Lieberman reportedly stated at the end of an August 13 meeting with the Israeli army chief of staff and other military and intelligence officials: “I want to thank the determined commanders and soldiers, who are infused with the spirit of battle and do holy work for the sake of ensuring the security of Israel’s citizens.”

He also declared Israel’s intent to inflict further violence on Gaza after pounding the territory in more than 150 strikes earlier this month.

“The question of the next round is not a question of ‘if’ but of ‘when’. I am sure that we will do what is necessary, the way it needs to be done,” he said, according to Israeli media.

The military reportedly seeks to defer a full confrontation until at least the end of next year, when an “above- and below-ground obstacle” along Gaza’s perimeter is due to be completed.

Haaretz reported that “completion of the barrier will be the most important strategic event on the Gaza front, a senior defense official recently told a closed forum”.

Such a calculation further demonstrates that any future major assault on Gaza will be another of Israel’s wars of choice aimed at maintaining Israeli ascendancy through the violent, permanent subjugation of millions of Palestinians.

Last month Lieberman indicated that Israel would once again target civilians in any new major operation to exact political concessions from Hamas.

“Unfortunately, residents of Gaza will be among those who will have to pay the price,” the defence minister stated.

Israel targeted civilian infrastructure during its bombing campaign in Gaza last week.

Cultural centre bombed, medic shot

Drones and warplanes struck a building housing the Said al-Mishal Institute for Culture and Science and the Egyptian delegation in Gaza with several missiles on August 9, obliterating the five-story structure.

Al Mezan, a human rights group based in Gaza, said that at least 24 people were injured during the airstrikes, among them four children, four women and a journalist. Nearby buildings sustained substantial damage.

According to Al Mezan, the Said al-Mishal Institute was “founded in 1996 to promote cultural development by providing space, resources, and opportunities for creative children and young people in Gaza”.

It opened a cultural centre in 2004 featuring “a theatre, conference hall, library and digital library, research and study centre and computer labs”, as well as art exhibition galleries.

“A cultural centre is civilian property enjoying protection under international humanitarian law, as in Article 53 of the Fourth Geneva Convention,” Al Mezan stated.

Cultural sites are also protected under the Hague Convention and the Additional Protocol I to the Geneva Conventions, “whereby making cultural property the object of retaliatory attacks is prohibited, and under the principles set out by UNESCO,” Al Mezan added.

“The unnecessary destruction of the cultural centre, which affords Israel no military gain, points to an act of retaliation,” according to the rights group.

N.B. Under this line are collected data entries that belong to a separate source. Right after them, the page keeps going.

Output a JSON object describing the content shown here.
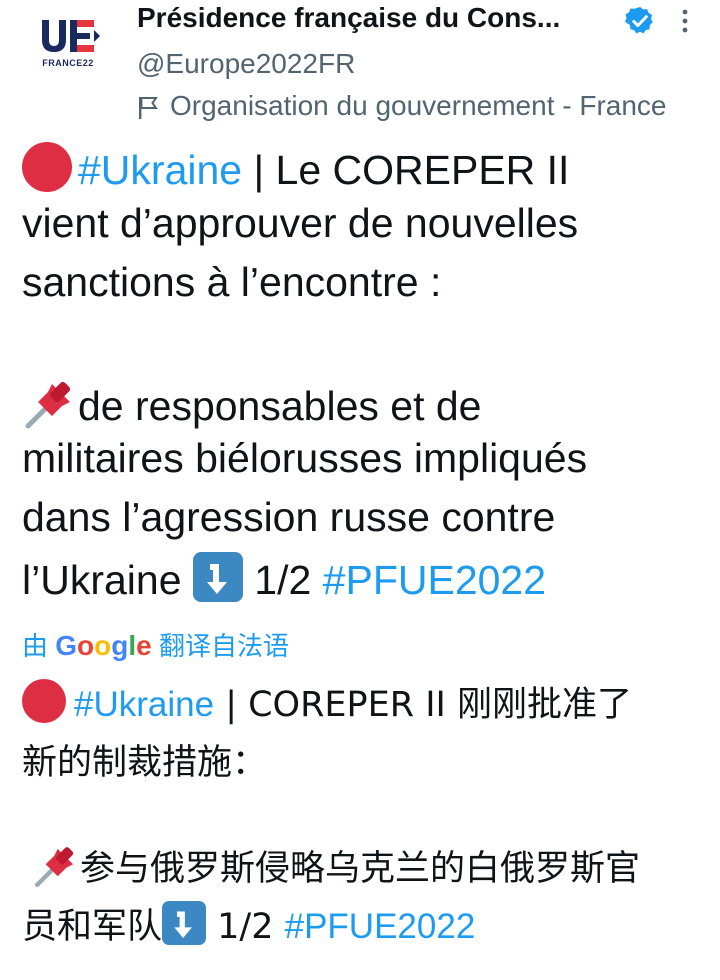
{
  "account": {
    "display_name": "Présidence française du Cons...",
    "handle": "@Europe2022FR",
    "affiliation": "Organisation du gouvernement - France",
    "logo_text": "FRANCE22",
    "verified": true
  },
  "icons": {
    "verified": "verified-badge-icon",
    "more": "more-vertical-icon",
    "affiliation": "flag-icon",
    "red_circle": "red-circle-emoji",
    "pin": "pushpin-emoji",
    "arrow": "arrow-down-right-emoji"
  },
  "tweet": {
    "line1_text": " | Le COREPER II",
    "line1_hashtag": "#Ukraine",
    "line2": "vient d’approuver de nouvelles",
    "line3": "sanctions à l’encontre :",
    "line4": "de responsables et de",
    "line5": "militaires biélorusses impliqués",
    "line6": "dans l’agression russe contre",
    "line7_prefix": "l’Ukraine ",
    "line7_suffix": " 1/2 ",
    "line7_hashtag": "#PFUE2022"
  },
  "translation": {
    "prefix": "由",
    "google": "Google",
    "suffix": "翻译自法语",
    "line1_hashtag": "#Ukraine",
    "line1_text": " | COREPER II 刚刚批准了",
    "line2": "新的制裁措施：",
    "line3": "参与俄罗斯侵略乌克兰的白俄罗斯官",
    "line4_prefix": "员和军队",
    "line4_suffix": " 1/2 ",
    "line4_hashtag": "#PFUE2022"
  },
  "colors": {
    "link": "#1d9bf0",
    "secondary_text": "#536471",
    "primary_text": "#0f1419",
    "red_emoji": "#dd2e44",
    "arrow_emoji": "#3b88c3"
  }
}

Noting that “attacks on civilian targets have become a feature of Israel’s military engagement in the Gaza Strip,” Al Mezan added that such attacks “must not become normalised”.

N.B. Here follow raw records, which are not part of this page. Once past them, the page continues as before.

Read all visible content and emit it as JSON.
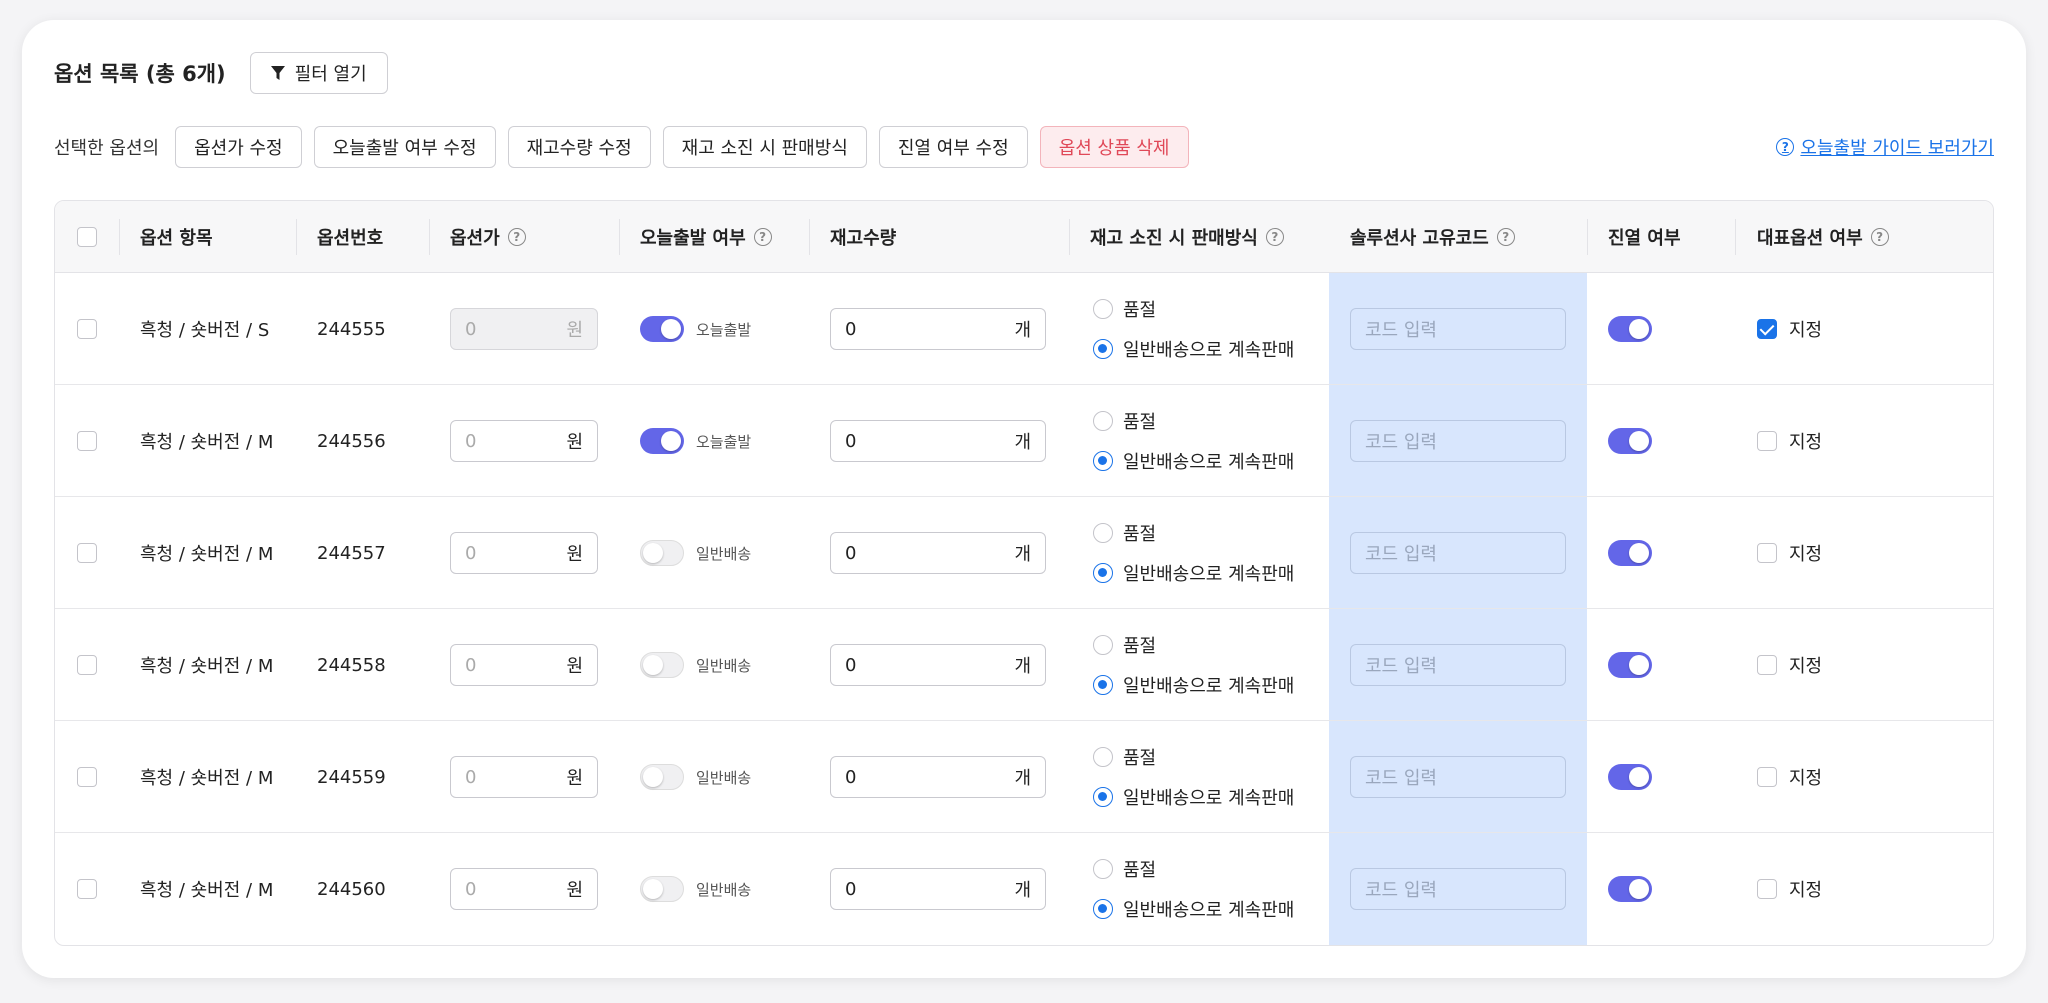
{
  "header": {
    "title": "옵션 목록 (총 6개)",
    "filter_label": "필터 열기",
    "filter_icon": "funnel-icon"
  },
  "actions": {
    "label": "선택한 옵션의",
    "buttons": [
      "옵션가 수정",
      "오늘출발 여부 수정",
      "재고수량 수정",
      "재고 소진 시 판매방식",
      "진열 여부 수정",
      "옵션 상품 삭제"
    ],
    "guide_link": "오늘출발 가이드 보러가기"
  },
  "columns": [
    "옵션 항목",
    "옵션번호",
    "옵션가",
    "오늘출발 여부",
    "재고수량",
    "재고 소진 시 판매방식",
    "솔루션사 고유코드",
    "진열 여부",
    "대표옵션 여부"
  ],
  "help_icon": "?",
  "colors": {
    "accent": "#1a73e8",
    "toggle_on": "#6366e8",
    "danger": "#e04858",
    "code_band": "#d8e6fd"
  },
  "rows": [
    {
      "name": "흑청 / 숏버전 / S",
      "number": "244555",
      "price_placeholder": "0",
      "price_unit": "원",
      "price_disabled": true,
      "today_ship": true,
      "today_label": "오늘출발",
      "stock": "0",
      "stock_unit": "개",
      "sold_out_label": "품절",
      "continue_label": "일반배송으로 계속판매",
      "selected_mode": "continue",
      "code_placeholder": "코드 입력",
      "display": true,
      "representative": true,
      "rep_label": "지정"
    },
    {
      "name": "흑청 / 숏버전 / M",
      "number": "244556",
      "price_placeholder": "0",
      "price_unit": "원",
      "price_disabled": false,
      "today_ship": true,
      "today_label": "오늘출발",
      "stock": "0",
      "stock_unit": "개",
      "sold_out_label": "품절",
      "continue_label": "일반배송으로 계속판매",
      "selected_mode": "continue",
      "code_placeholder": "코드 입력",
      "display": true,
      "representative": false,
      "rep_label": "지정"
    },
    {
      "name": "흑청 / 숏버전 / M",
      "number": "244557",
      "price_placeholder": "0",
      "price_unit": "원",
      "price_disabled": false,
      "today_ship": false,
      "today_label": "일반배송",
      "stock": "0",
      "stock_unit": "개",
      "sold_out_label": "품절",
      "continue_label": "일반배송으로 계속판매",
      "selected_mode": "continue",
      "code_placeholder": "코드 입력",
      "display": true,
      "representative": false,
      "rep_label": "지정"
    },
    {
      "name": "흑청 / 숏버전 / M",
      "number": "244558",
      "price_placeholder": "0",
      "price_unit": "원",
      "price_disabled": false,
      "today_ship": false,
      "today_label": "일반배송",
      "stock": "0",
      "stock_unit": "개",
      "sold_out_label": "품절",
      "continue_label": "일반배송으로 계속판매",
      "selected_mode": "continue",
      "code_placeholder": "코드 입력",
      "display": true,
      "representative": false,
      "rep_label": "지정"
    },
    {
      "name": "흑청 / 숏버전 / M",
      "number": "244559",
      "price_placeholder": "0",
      "price_unit": "원",
      "price_disabled": false,
      "today_ship": false,
      "today_label": "일반배송",
      "stock": "0",
      "stock_unit": "개",
      "sold_out_label": "품절",
      "continue_label": "일반배송으로 계속판매",
      "selected_mode": "continue",
      "code_placeholder": "코드 입력",
      "display": true,
      "representative": false,
      "rep_label": "지정"
    },
    {
      "name": "흑청 / 숏버전 / M",
      "number": "244560",
      "price_placeholder": "0",
      "price_unit": "원",
      "price_disabled": false,
      "today_ship": false,
      "today_label": "일반배송",
      "stock": "0",
      "stock_unit": "개",
      "sold_out_label": "품절",
      "continue_label": "일반배송으로 계속판매",
      "selected_mode": "continue",
      "code_placeholder": "코드 입력",
      "display": true,
      "representative": false,
      "rep_label": "지정"
    }
  ]
}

Meanwhile, the World Health Organization has reiterated its call for the protection of health workers, patients and health facilities following the killing of a medic during the August 10 Great March of Return protests.

Abdallah al-Qatati, 22, was a volunteer medic providing care to a 55-year-old man who had been shot when he too came under fire. Both al-Qatati and the injured patient he was treating, Ali Said al-Aloul, died from their injuries.

The third medic killed during the Great March of Return demonstrations, al-Qatati was in the final year of his psychology degree at a Gaza City university.

Since January he had been volunteering with Nabd al-Hayat (Pulse of Life), providing first aid training and mental health and psychosocial support around Rafah in southern Gaza, according to the World Health Organization.

Al-Qatati and Nabd al-Hayat had been volunteering as first responders since the outset of the Great March of Return demonstrations.

He “liked to be photographed in his white coat, and his colleagues say he was proud of the work he was doing and the service he could offer to his community”, the World Health Organisation said.